The sport could try to take the opposite track. Instead of the current system of essentially allowing contract discussions and transfer news to dribble out across the whole racing season, cycling could try to tighten up its definition of “recruit,” restrict all rider transfers to the off-season and tamp down the rumor mill. By creating a specific time window where the teams and athletes would execute a rapid and manic game of musical chairs, cycling could attempt to create a “can’t miss” event in the off-season to captivate the attention of even the most casual spectator.

Other sports have been successful in creating this kind of lively off-season media engagement tool. Just look at the NBA’s free agency process. It has bloomed into such a media and fan frenzy that some observers are even raising concerns that hysteria around player movement and trade details have distracted attention away from the actual on-court product. While there are potential negative outcomes of this frenzy, the bottom line is that all the speculation around athlete trades helps to keep fans of the sport engaged and interested – and it happens during the offseason when there is nothing else going on. This creates value for the league’s media markets, by incentivizing additional coverage of the sport and broadening the visibility of the sport for new fans.

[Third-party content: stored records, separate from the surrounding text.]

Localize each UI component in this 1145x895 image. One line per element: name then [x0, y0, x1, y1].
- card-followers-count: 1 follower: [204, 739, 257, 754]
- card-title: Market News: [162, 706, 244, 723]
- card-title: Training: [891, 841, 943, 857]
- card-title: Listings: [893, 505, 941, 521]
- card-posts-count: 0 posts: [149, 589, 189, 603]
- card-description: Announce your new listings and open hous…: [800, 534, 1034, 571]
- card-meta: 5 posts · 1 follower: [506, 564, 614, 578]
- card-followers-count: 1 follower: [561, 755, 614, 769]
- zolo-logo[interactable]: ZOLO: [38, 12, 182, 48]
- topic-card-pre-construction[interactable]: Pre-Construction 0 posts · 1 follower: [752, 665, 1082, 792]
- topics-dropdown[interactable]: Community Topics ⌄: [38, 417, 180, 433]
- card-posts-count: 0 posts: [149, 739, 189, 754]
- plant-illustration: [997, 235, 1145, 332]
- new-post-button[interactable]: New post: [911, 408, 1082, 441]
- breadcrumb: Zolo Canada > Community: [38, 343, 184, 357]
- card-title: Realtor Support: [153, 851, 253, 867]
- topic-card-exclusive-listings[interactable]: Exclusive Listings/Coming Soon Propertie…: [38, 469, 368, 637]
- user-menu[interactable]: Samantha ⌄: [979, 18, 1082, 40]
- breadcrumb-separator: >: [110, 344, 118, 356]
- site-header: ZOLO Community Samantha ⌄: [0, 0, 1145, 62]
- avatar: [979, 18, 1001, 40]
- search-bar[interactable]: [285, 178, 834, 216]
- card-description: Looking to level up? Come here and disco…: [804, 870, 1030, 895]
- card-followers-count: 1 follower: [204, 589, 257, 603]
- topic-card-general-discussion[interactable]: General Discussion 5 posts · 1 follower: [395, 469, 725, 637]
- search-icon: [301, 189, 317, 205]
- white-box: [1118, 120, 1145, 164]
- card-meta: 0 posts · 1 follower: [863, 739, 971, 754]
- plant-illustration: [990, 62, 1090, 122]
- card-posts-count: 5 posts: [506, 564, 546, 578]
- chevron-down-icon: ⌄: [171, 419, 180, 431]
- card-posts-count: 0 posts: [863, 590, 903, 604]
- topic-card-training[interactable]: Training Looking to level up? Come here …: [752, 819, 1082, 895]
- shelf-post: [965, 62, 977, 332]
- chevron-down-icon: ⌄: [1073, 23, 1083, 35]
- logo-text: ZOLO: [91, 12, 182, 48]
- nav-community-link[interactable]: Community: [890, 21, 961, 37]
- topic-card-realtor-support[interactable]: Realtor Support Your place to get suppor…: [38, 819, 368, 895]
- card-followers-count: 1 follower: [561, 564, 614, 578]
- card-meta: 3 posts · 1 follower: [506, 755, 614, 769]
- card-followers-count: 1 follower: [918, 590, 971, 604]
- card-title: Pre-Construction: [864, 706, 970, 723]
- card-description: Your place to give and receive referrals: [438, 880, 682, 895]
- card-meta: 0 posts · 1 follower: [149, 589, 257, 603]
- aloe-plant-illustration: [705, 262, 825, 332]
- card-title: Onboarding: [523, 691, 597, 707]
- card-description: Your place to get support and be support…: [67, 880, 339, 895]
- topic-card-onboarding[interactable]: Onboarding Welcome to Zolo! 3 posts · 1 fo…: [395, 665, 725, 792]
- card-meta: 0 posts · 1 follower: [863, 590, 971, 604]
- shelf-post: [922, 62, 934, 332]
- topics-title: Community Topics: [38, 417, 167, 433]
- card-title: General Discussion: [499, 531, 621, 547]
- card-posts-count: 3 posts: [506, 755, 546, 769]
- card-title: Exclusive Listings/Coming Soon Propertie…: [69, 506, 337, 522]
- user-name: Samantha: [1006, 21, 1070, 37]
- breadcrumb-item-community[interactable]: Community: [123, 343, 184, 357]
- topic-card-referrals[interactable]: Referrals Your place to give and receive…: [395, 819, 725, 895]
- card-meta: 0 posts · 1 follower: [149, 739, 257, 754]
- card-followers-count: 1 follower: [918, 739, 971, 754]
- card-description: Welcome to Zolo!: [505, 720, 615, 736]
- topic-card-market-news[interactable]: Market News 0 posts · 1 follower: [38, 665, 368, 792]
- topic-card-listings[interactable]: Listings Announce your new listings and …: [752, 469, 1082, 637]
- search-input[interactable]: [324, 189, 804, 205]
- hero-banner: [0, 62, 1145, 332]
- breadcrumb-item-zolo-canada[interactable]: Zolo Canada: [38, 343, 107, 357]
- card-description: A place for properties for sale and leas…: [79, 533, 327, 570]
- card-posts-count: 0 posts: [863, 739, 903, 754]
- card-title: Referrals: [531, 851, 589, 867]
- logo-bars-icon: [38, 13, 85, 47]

But this seems unlikely to occur in professional cycling. It would require a massive change in the whole system of transfers which would be difficult to implement and enforce.

Adds Cookson, “These days it is the agents who drive all of this, and they appear to be working on future deals pretty much all year round. Essentially, they are offering “their” riders to other teams, trying to get the best deals for them all the time. I can’t see that changing.” Plus, he continues, “It would be legally difficult to actually implement punishments in a free market scenario. Outside of sport, most professional people who are in salaried positions always keep an eye open for opportunities to advance their career (and salary). I could see the lawyers arguing that sport was no different, whatever the jurisdiction and whatever the governing body.”

Despite the range of opinions here, we suggest that a few relatively simple changes be considered by the UCI, which could (a) quickly remove most of the competitive and administrative difficulties posed by the current system, and (b) provide a more coherent and potentially more exciting and engaging midseason and offseason transfer narrative:

– Open up a longer but well-defined and strictly enforced mid-season transfer window, perhaps during the month of June, whereby riders switch teams immediately – assuming both teams agree. (This midseason arrangement is never likely to become very widely used, nor will it have much of an impact on the points situation, because the “marketplace” of available riders will never be large. However, it might allow critical moves for unhappy riders or needy teams at certain times. It would typically comprise just a single rider and some financial considerations between the two participating teams.)

– Given the longer and more active mid-season transfer window, move the off-season window – along with the current associated regulations – to October 1 instead of August 1, so that teams can focus on the Vuelta and late-season races with fewer distractions.

– Crack down on and penalize teams, riders and agents that announce or hint at transfers prior to the transfer window. It will be impossible to completely eliminate the rumor mill, but fines or a restriction on transfer privileges for any offenders could go a long way towards discouraging this kind of behavior.

– And under any circumstances, change standard contract dates to end on November 1 instead of December 31, to avoid all the arbitrary nonsense after the end of the season. Surely no one can seriously argue against the logic of that change.

If harnessed correctly and in a timely manner, these simple changes could help mitigate the competitive disruption and operational aggravation in cycling’s transfer market. More importantly, they could provide fans with clarity and a new engagement point that drives greater interest at the season’s end. Says Cookson, “the UCI and its lawyers would have to ensure any changes were legally enforceable and practicable. But if it were all agreed this year, it could probably be put in place for 2021 or 2022.”